Ribuan Warga Gaza Utara Kembali Pasca Gencatan Senjata, Hadapi Kehancuran Penuh
Ribuan warga Palestina dilaporkan mulai bergerak kembali menuju wilayah utara Jalur Gaza, termasuk Kota Gaza, pada 11 October 2025, menyusul gencatan senjata yang berlangsung. Langkah ini diambil di tengah harapan tipis untuk menemukan sisa-sisa kehidupan mereka, namun dihadapkan pada realitas kehancuran yang luas dan sistematis setelah berbulan-bulan konflik bersenjata.
Perjalanan ini, yang sering kali dilakukan dengan berjalan kaki atau kendaraan seadanya, penuh dengan risiko dan kesulitan. Jalan-jalan dipenuhi puing-puing, bangunan-bangunan luluh lantak, dan lanskap yang dulunya ramai kini menjadi gurun beton. Warga yang kembali berasal dari berbagai daerah penampungan sementara di selatan, didorong oleh kerinduan akan tanah kelahiran mereka dan keinginan untuk menilai sendiri kerusakan yang terjadi.
Realita Kehancuran dan Pencarian Kehidupan
Setibanya di wilayah utara, banyak yang mendapati pemandangan yang lebih buruk dari yang mereka bayangkan. Lingkungan tempat tinggal mereka kini rata dengan tanah, dan apa yang tersisa dari rumah-rumah mereka hanyalah tumpukan puing. Infrastruktur dasar seperti jaringan air, listrik, dan sanitasi telah hancur total, membuat wilayah tersebut praktis tidak layak huni.
Di tengah reruntuhan, terlihat warga yang dengan cemas mencari barang-barang berharga yang mungkin masih tersisa, menggali di antara puing-puing untuk menemukan kenangan atau sisa-sisa harta benda. Emosi yang campur aduk antara harapan, kesedihan, dan kemarahan sangat terasa di antara mereka.
“Saya hanya ingin tahu apakah rumah saya masih berdiri. Kami kehilangan segalanya, tapi kami harus kembali. Ini tanah kami, dan kami tidak punya tempat lain untuk pergi,” ujar Khalil Abu Safiya, seorang warga yang berjalan kaki bersama keluarganya, dikutip dari laporan di lokasi.
Kisah-kisah serupa bergema dari banyak keluarga yang putus asa, yang kini harus menghadapi kenyataan pahit bahwa rumah mereka mungkin tidak akan pernah bisa dihuni lagi. Sekolah, rumah sakit, dan masjid yang dulunya menjadi pusat kehidupan komunitas juga banyak yang telah menjadi puing.

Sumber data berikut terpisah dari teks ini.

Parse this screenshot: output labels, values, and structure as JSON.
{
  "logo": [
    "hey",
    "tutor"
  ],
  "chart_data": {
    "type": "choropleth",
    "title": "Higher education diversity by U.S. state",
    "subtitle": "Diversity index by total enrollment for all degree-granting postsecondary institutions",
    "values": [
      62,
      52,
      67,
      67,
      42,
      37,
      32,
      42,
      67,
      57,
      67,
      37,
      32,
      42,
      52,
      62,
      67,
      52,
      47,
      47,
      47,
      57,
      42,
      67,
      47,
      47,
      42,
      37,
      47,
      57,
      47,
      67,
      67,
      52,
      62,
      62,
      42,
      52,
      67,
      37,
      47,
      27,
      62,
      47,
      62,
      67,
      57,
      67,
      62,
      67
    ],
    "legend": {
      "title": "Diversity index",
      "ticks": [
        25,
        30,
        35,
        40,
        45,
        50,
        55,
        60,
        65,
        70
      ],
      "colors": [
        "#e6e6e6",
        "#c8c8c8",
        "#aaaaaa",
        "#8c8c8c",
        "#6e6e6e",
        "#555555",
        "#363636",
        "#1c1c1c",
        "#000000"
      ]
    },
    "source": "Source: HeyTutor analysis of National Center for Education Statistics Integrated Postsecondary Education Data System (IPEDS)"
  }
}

Tantangan Kemanusiaan di Tengah Ketidakpastian
Kembalinya ribuan warga ini memicu kekhawatiran serius mengenai krisis kemanusiaan yang akan semakin parah. Tanpa akses ke air bersih, makanan, tempat tinggal yang layak, dan fasilitas kesehatan yang memadai, kondisi kehidupan mereka diperkirakan akan sangat sulit. Organisasi kemanusiaan telah memperingatkan bahwa wilayah utara Gaza tidak siap untuk menampung pengungsi yang kembali, mengingat kerusakan masif dan blokade yang masih membatasi masuknya bantuan.

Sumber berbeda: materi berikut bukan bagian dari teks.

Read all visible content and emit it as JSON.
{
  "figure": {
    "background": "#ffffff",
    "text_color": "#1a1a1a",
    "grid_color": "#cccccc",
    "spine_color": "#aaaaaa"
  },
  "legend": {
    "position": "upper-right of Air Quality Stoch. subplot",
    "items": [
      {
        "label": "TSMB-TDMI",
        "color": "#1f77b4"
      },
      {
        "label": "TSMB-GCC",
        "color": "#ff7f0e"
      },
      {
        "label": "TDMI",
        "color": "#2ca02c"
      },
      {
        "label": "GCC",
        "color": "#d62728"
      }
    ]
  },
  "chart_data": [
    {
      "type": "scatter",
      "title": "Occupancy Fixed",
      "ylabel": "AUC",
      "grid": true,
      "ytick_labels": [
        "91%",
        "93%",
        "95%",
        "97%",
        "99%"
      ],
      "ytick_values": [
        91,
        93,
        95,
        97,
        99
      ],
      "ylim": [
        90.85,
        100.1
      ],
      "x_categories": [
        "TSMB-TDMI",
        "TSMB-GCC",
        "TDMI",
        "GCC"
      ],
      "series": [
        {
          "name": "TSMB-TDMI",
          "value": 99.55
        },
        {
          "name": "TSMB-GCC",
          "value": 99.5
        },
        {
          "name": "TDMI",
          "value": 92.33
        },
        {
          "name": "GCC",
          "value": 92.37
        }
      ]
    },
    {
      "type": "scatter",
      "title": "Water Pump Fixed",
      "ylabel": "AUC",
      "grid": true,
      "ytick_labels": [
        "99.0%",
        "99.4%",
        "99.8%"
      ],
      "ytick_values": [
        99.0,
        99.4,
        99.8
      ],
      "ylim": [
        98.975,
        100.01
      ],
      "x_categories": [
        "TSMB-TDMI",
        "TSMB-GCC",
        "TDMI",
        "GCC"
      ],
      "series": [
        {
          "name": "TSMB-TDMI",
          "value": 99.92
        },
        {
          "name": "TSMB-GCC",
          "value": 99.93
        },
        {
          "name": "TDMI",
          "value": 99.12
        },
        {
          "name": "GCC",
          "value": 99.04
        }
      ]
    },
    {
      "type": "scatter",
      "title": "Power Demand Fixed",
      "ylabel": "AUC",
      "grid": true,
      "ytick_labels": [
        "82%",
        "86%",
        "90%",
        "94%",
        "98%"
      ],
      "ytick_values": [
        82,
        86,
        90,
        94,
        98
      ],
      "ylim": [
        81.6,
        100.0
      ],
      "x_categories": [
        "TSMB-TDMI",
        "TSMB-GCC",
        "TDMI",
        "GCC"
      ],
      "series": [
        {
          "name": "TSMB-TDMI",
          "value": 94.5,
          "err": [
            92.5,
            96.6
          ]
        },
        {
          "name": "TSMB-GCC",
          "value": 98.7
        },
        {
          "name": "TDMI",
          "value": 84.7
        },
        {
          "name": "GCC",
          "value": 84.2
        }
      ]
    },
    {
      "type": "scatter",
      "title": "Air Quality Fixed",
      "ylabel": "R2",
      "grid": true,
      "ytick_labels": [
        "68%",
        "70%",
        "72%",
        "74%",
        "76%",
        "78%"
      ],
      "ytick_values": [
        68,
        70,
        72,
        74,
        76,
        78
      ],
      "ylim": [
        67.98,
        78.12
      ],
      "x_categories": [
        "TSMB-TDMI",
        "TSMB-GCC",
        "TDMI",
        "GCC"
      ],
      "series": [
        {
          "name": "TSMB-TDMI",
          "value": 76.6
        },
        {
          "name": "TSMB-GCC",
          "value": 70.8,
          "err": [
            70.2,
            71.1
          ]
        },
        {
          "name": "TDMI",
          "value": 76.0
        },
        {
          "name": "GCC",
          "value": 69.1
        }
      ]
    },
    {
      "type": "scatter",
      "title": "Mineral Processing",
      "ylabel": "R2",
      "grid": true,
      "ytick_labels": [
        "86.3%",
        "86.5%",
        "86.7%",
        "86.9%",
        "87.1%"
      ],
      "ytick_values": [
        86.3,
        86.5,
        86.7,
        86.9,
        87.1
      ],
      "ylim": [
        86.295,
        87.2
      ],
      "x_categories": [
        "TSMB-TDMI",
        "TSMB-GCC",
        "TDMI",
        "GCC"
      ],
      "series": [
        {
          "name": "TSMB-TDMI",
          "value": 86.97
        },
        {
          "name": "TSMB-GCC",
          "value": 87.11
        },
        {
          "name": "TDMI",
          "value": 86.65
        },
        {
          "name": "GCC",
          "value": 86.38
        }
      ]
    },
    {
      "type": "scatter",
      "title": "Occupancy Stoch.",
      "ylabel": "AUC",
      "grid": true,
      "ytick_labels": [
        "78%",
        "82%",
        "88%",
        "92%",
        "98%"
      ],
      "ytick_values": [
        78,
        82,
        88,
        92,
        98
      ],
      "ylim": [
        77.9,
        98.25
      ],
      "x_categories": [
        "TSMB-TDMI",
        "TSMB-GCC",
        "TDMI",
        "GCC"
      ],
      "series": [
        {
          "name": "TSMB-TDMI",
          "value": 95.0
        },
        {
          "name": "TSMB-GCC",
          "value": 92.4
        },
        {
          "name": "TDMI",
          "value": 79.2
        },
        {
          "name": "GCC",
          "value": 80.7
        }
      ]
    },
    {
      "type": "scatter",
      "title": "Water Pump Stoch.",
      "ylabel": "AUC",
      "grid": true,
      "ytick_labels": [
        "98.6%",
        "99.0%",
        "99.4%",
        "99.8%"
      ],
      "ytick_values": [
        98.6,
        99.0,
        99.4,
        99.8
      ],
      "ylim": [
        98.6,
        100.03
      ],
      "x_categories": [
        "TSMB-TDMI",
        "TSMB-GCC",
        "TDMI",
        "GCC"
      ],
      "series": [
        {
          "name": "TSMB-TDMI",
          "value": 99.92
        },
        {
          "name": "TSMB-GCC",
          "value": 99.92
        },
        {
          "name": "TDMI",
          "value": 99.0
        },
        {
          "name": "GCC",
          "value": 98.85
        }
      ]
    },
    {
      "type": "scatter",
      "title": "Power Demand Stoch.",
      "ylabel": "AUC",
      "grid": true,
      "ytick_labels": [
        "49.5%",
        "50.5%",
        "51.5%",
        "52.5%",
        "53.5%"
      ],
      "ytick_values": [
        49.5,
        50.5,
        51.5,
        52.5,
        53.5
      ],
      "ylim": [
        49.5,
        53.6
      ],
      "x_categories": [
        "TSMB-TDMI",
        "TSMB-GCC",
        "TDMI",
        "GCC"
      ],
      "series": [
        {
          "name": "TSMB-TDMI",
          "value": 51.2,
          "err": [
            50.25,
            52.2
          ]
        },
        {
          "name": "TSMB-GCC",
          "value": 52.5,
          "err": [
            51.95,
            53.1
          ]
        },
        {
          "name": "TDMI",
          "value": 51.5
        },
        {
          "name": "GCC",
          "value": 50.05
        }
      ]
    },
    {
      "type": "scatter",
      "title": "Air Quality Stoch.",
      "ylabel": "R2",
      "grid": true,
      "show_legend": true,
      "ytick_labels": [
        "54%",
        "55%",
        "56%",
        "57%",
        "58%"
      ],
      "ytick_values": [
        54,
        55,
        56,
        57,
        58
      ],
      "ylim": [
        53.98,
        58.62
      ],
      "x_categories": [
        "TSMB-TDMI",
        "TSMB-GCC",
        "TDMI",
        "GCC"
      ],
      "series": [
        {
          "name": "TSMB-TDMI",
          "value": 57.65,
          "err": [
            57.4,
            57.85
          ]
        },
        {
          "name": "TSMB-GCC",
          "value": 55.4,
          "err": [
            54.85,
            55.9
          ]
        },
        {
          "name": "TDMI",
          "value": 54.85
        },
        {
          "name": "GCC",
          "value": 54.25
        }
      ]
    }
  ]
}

Risiko penyebaran penyakit juga meningkat drastis akibat kurangnya sanitasi dan penumpukan sampah di jalanan. PBB dan lembaga internasional lainnya telah menyerukan akses bantuan kemanusiaan yang tidak terbatas ke seluruh Jalur Gaza untuk mencegah bencana yang lebih besar. Namun, tantangan logistik dan keamanan tetap menjadi hambatan utama.

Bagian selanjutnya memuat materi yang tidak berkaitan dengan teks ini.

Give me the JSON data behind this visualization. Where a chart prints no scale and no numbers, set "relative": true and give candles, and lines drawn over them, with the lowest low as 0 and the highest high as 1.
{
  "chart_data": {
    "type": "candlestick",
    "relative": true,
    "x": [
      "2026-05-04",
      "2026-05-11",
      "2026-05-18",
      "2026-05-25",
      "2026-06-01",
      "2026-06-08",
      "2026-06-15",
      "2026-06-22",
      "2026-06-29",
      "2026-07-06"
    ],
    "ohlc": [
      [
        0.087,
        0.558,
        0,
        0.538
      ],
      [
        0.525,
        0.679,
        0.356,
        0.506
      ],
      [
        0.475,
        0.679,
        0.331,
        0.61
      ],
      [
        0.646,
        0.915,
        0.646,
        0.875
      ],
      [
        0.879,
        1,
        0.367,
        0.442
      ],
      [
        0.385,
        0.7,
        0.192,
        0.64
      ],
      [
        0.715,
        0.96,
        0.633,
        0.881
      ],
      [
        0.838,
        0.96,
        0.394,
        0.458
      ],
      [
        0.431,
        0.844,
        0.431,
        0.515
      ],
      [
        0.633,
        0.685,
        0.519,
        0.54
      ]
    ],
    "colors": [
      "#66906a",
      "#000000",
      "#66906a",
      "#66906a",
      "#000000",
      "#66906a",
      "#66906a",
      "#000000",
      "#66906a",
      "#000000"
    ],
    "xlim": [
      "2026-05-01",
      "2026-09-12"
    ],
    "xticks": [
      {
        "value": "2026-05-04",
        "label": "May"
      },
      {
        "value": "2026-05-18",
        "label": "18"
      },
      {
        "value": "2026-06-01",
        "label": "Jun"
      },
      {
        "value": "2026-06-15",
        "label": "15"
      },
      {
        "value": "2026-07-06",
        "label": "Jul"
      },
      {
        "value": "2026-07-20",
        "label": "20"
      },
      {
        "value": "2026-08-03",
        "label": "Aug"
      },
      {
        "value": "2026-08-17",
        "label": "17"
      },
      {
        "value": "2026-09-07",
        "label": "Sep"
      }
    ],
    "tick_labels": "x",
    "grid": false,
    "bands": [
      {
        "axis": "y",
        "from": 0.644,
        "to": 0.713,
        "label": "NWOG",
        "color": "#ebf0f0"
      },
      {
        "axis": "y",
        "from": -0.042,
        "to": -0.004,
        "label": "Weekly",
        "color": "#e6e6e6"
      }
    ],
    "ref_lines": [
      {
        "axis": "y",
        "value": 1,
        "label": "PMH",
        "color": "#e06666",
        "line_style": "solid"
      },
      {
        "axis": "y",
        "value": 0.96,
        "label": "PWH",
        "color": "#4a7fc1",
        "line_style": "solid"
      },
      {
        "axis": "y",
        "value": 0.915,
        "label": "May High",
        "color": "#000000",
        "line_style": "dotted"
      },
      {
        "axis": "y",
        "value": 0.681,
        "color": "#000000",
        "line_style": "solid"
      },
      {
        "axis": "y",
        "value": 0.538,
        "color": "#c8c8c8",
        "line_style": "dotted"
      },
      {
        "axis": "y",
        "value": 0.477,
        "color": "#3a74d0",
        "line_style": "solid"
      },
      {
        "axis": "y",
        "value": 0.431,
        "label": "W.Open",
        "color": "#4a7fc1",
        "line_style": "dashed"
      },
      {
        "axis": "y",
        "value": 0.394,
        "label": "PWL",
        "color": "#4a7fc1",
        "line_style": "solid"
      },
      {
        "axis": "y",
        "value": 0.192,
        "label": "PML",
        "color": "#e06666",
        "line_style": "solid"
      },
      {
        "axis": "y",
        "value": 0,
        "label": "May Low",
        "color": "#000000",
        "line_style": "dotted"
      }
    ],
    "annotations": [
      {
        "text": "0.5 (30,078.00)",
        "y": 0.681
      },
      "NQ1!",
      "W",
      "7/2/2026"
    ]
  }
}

Situasi ini menggambarkan dilema yang mendalam bagi warga Palestina: kembali ke tanah air yang hancur atau tetap berada di pengungsian dengan kondisi yang serba terbatas. Di tengah puing-puing dan ketidakpastian, harapan untuk membangun kembali kehidupan dan masa depan yang lebih baik terasa sangat jauh, membutuhkan upaya rekonstruksi berskala besar dan dukungan internasional yang berkelanjutan.